Tacy jesteśmy...

Odważne wyrażenie swojego zdania wśród pewnych kręgów uważane jest za szkalowanie. Dochodzenie swoich praw jest przejawem chamstwa. Osoba, która jawnie się wypowiada staje się niewygodnym odgniotkiem, który chciałoby się usunąć i uciszyć, żeby nie uwierał. 

Nie poddaję się łatwo, a tym bardziej jeśli widzę sens swojego działania. 
Może nadszedł czas wietrzenia duchoty? Remanentu. Przyjrzenia się z bliska sprawom omijanym, zamiatanym skrzętnie pod dywan?
Śliskie sprawy predzej, czy później wyjdą z ukrycia, tak jak wychodzi prawdziwe oblicze ludzi, których znałam z zupełnie innej strony. Wynurza się pod wpływem strachu, emocji i stresu zupełnie nowa twarz, inne serce. Tak niepodobne do lansu, który tworzyli wokół siebie. Tak różne od pięknych mów, jakie głoszą. Tak sprzeczne z powołaniem, jakim ich obdarowano. 
Jasno i wyraźnie strach odbiera rozum i logiczne myślenie. Empatię i szacunek. 

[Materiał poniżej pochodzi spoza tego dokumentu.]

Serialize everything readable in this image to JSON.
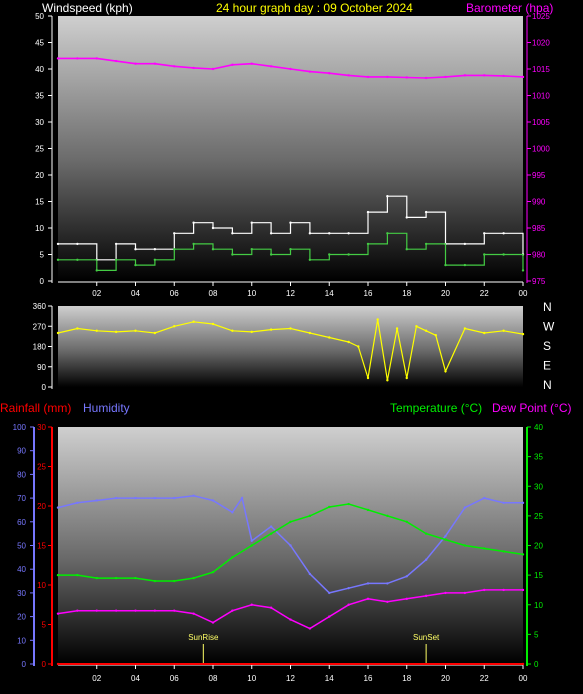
{
  "chart_data": [
    {
      "type": "line",
      "title": "24 hour graph day : 09 October 2024",
      "left_label": "Windspeed (kph)",
      "right_label": "Barometer (hpa)",
      "x_ticks": [
        "02",
        "04",
        "06",
        "08",
        "10",
        "12",
        "14",
        "16",
        "18",
        "20",
        "22",
        "00"
      ],
      "y_left_ticks": [
        "0",
        "5",
        "10",
        "15",
        "20",
        "25",
        "30",
        "35",
        "40",
        "45",
        "50"
      ],
      "y_right_ticks": [
        "975",
        "980",
        "985",
        "990",
        "995",
        "1000",
        "1005",
        "1010",
        "1015",
        "1020",
        "1025"
      ],
      "ylim_left": [
        0,
        50
      ],
      "ylim_right": [
        975,
        1025
      ],
      "colors": {
        "gust": "#ffffff",
        "windspeed": "#44cc44",
        "barometer": "#ff00ff"
      },
      "series": [
        {
          "color_key": "gust",
          "x": [
            0,
            1,
            2,
            3,
            4,
            5,
            6,
            7,
            8,
            9,
            10,
            11,
            12,
            13,
            14,
            15,
            16,
            17,
            18,
            19,
            20,
            21,
            22,
            23,
            24
          ],
          "values": [
            7,
            7,
            4,
            7,
            6,
            6,
            9,
            11,
            10,
            9,
            11,
            9,
            11,
            9,
            9,
            9,
            13,
            16,
            12,
            13,
            7,
            7,
            9,
            9,
            5
          ]
        },
        {
          "color_key": "windspeed",
          "x": [
            0,
            1,
            2,
            3,
            4,
            5,
            6,
            7,
            8,
            9,
            10,
            11,
            12,
            13,
            14,
            15,
            16,
            17,
            18,
            19,
            20,
            21,
            22,
            23,
            24
          ],
          "values": [
            4,
            4,
            2,
            4,
            3,
            4,
            6,
            7,
            6,
            5,
            6,
            5,
            6,
            4,
            5,
            5,
            7,
            9,
            6,
            7,
            3,
            3,
            5,
            5,
            2
          ]
        },
        {
          "color_key": "barometer",
          "x": [
            0,
            1,
            2,
            3,
            4,
            5,
            6,
            7,
            8,
            9,
            10,
            11,
            12,
            13,
            14,
            15,
            16,
            17,
            18,
            19,
            20,
            21,
            22,
            23,
            24
          ],
          "values": [
            1017,
            1017,
            1017,
            1016.5,
            1016,
            1016,
            1015.5,
            1015.2,
            1015,
            1015.8,
            1016,
            1015.5,
            1015,
            1014.5,
            1014.2,
            1013.8,
            1013.5,
            1013.5,
            1013.4,
            1013.3,
            1013.5,
            1013.8,
            1013.8,
            1013.7,
            1013.5
          ]
        }
      ]
    },
    {
      "type": "scatter",
      "y_ticks": [
        "0",
        "90",
        "180",
        "270",
        "360"
      ],
      "compass": [
        "N",
        "W",
        "S",
        "E",
        "N"
      ],
      "ylim": [
        0,
        360
      ],
      "colors": {
        "direction": "#ffff00"
      },
      "series": [
        {
          "color_key": "direction",
          "x": [
            0,
            1,
            2,
            3,
            4,
            5,
            6,
            7,
            8,
            9,
            10,
            11,
            12,
            13,
            14,
            15,
            15.5,
            16,
            16.5,
            17,
            17.5,
            18,
            18.5,
            19,
            19.5,
            20,
            21,
            22,
            23,
            24
          ],
          "values": [
            240,
            260,
            250,
            245,
            250,
            240,
            270,
            290,
            280,
            250,
            245,
            255,
            260,
            240,
            220,
            200,
            180,
            40,
            300,
            30,
            260,
            40,
            270,
            250,
            230,
            70,
            260,
            240,
            250,
            235
          ]
        }
      ]
    },
    {
      "type": "line",
      "left_labels": [
        "Rainfall (mm)",
        "Humidity"
      ],
      "right_labels": [
        "Temperature (°C)",
        "Dew Point (°C)"
      ],
      "x_ticks": [
        "02",
        "04",
        "06",
        "08",
        "10",
        "12",
        "14",
        "16",
        "18",
        "20",
        "22",
        "00"
      ],
      "humidity_ticks": [
        "0",
        "10",
        "20",
        "30",
        "40",
        "50",
        "60",
        "70",
        "80",
        "90",
        "100"
      ],
      "rain_ticks": [
        "0",
        "5",
        "10",
        "15",
        "20",
        "25",
        "30"
      ],
      "temp_ticks": [
        "0",
        "5",
        "10",
        "15",
        "20",
        "25",
        "30",
        "35",
        "40"
      ],
      "ylim_humidity": [
        0,
        100
      ],
      "ylim_rain": [
        0,
        30
      ],
      "ylim_temp": [
        0,
        40
      ],
      "annotations": [
        "SunRise",
        "SunSet"
      ],
      "colors": {
        "rainfall": "#ff0000",
        "humidity": "#7777ff",
        "temperature": "#00ee00",
        "dewpoint": "#ff00ff",
        "sun": "#ffff66"
      },
      "series": [
        {
          "color_key": "humidity",
          "x": [
            0,
            1,
            2,
            3,
            4,
            5,
            6,
            7,
            8,
            9,
            9.5,
            10,
            11,
            12,
            13,
            14,
            15,
            16,
            17,
            18,
            19,
            20,
            21,
            22,
            23,
            24
          ],
          "values": [
            66,
            68,
            69,
            70,
            70,
            70,
            70,
            71,
            69,
            64,
            70,
            52,
            58,
            50,
            38,
            30,
            32,
            34,
            34,
            37,
            44,
            54,
            66,
            70,
            68,
            68
          ]
        },
        {
          "color_key": "temperature",
          "x": [
            0,
            1,
            2,
            3,
            4,
            5,
            6,
            7,
            8,
            9,
            10,
            11,
            12,
            13,
            14,
            15,
            16,
            17,
            18,
            19,
            20,
            21,
            22,
            23,
            24
          ],
          "values": [
            15,
            15,
            14.5,
            14.5,
            14.5,
            14,
            14,
            14.5,
            15.5,
            18,
            20,
            22,
            24,
            25,
            26.5,
            27,
            26,
            25,
            24,
            22,
            21,
            20,
            19.5,
            19,
            18.5
          ]
        },
        {
          "color_key": "dewpoint",
          "x": [
            0,
            1,
            2,
            3,
            4,
            5,
            6,
            7,
            8,
            9,
            10,
            11,
            12,
            13,
            14,
            15,
            16,
            17,
            18,
            19,
            20,
            21,
            22,
            23,
            24
          ],
          "values": [
            8.5,
            9,
            9,
            9,
            9,
            9,
            9,
            8.5,
            7,
            9,
            10,
            9.5,
            7.5,
            6,
            8,
            10,
            11,
            10.5,
            11,
            11.5,
            12,
            12,
            12.5,
            12.5,
            12.5
          ]
        },
        {
          "color_key": "rainfall",
          "x": [
            0,
            24
          ],
          "values": [
            0,
            0
          ]
        }
      ],
      "sun_events": [
        {
          "label": "SunRise",
          "x": 7.5
        },
        {
          "label": "SunSet",
          "x": 19.0
        }
      ]
    }
  ]
}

Oto człowiek, którego nie da się zamknąć w słowach, kiedy jest z Bogiem.
Człowiek, stworzony na obraz i podobieństwo Boże, człowiek skażony grzechem pierworodnym, człowiek walczący z ciałem i pokusami, człowiek pyszny nie uznajacy niczyjej racji, prócz swojej. Człowiek któremu ciągle brak miłości, człowiek uparcie dążący do obranego celu. Człowiek upadający i powstający z upadku... Człowiek-Boże dziecko, które błądzi po omacku szukając światła. Tacy jesteśmy.
Uważamy się za Bogów, choć Bóg jest jeden.